With the help of several bioethicist committees, the state arche devoured the principle of birth. Except it is not the first to have done so. This beautiful identity of law and enjoyment already has a name. It is properly called capitalism. Wealth has always presented itself as the reconciliation of the two figures of the arche. Antiquity understood this well. The political is, in essence and not by accident, the opposition of rich and poor. However, these two parties do not identify as social groups with contending interests. They are, more fundamentally, two opposing ways of dealing with the division of the arche. On one hand, there is the polemical mode of democratic subjectification; on the other, there is the oligarchic mode, in which differences are absorbed into the rule of wealth, which, in its way, equalizes them.

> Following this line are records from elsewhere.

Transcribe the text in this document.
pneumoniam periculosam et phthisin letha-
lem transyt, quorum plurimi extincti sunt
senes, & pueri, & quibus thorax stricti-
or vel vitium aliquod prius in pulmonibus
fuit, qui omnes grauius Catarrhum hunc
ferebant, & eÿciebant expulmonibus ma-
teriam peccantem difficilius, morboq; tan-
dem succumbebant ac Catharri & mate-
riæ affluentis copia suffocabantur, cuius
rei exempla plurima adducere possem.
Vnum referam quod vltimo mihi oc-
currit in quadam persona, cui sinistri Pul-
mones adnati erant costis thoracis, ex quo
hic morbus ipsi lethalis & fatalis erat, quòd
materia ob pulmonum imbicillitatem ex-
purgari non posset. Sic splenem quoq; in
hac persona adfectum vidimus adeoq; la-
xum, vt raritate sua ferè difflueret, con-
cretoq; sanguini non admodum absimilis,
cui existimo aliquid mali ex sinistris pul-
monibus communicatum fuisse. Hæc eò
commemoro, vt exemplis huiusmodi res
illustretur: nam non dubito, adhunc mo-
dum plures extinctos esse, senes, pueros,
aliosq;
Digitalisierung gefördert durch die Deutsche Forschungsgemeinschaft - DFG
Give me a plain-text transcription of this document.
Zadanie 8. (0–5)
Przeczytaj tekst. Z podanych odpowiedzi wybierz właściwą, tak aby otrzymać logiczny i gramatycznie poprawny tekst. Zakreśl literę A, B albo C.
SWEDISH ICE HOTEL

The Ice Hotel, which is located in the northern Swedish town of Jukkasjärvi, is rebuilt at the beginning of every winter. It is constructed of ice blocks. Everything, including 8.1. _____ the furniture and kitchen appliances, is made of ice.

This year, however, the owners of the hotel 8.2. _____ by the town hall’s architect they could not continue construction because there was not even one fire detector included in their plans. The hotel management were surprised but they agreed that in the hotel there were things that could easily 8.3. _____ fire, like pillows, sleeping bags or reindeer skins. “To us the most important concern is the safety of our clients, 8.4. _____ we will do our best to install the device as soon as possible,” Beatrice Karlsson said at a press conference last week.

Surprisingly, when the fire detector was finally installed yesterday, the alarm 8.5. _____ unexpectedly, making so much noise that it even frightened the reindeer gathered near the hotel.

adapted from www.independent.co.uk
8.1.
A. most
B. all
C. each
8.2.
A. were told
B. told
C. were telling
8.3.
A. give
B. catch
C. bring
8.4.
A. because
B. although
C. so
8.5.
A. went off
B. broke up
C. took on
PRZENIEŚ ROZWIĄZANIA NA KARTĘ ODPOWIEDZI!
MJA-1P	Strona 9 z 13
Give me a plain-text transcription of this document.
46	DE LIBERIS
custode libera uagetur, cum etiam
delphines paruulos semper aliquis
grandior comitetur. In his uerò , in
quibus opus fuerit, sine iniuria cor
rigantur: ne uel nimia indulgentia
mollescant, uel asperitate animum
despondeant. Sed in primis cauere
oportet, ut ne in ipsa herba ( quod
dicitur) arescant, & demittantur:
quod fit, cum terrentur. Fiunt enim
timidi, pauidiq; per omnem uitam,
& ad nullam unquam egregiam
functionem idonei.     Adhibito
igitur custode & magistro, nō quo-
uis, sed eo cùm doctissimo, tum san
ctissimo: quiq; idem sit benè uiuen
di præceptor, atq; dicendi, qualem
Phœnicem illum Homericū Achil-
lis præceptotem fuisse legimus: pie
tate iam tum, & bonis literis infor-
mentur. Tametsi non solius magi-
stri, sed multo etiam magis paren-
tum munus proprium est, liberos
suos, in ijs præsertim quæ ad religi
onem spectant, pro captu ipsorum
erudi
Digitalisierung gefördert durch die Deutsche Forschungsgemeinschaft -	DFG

The opposition of socialism and capitalism has obscured the more fundamental struggle defining the political, or its absence: the struggle between democracy and capitalism. We can see the impact of this cover-up in the current division of the world. What it expresses is not an opposition between countries of politics and those of ethnicity or religion, but the double figure of the law of identity. On one side is the world in which the two powers of the arche—state law and law of the community—clash. On the other, there is the world in which both are absorbed and equalized in the standardizing principle of wealth. I believe there is thus a double illusion. The first is the idea of the triumph of the enlightened state over its enemy. The second is the compromise of the state with the other principle, with religion, the Law of the Father or of the community. In the last of these, the enlightened state takes backwardness—that is, in the end, the order of birth and filiation in general—into account. Sometimes compromise surpasses itself by returning to the shared origin of the two orders. Then the right of the state and human rights are reinscribed in the prior order of law, debt, and the Other. These solutions seem to me to remain within the play of the two partners. If we are to withdraw from identitarianism, headway must be made in the political. The political means the confrontation by specific actors of the two powers of the arche and their double division. It means acts by in-between subjects. To drive back the One of identitarianism, it is not enough to assert the Two (or the multiple) of difference. For the political to address the afflictions of birth and filiation, it must be a three-way game.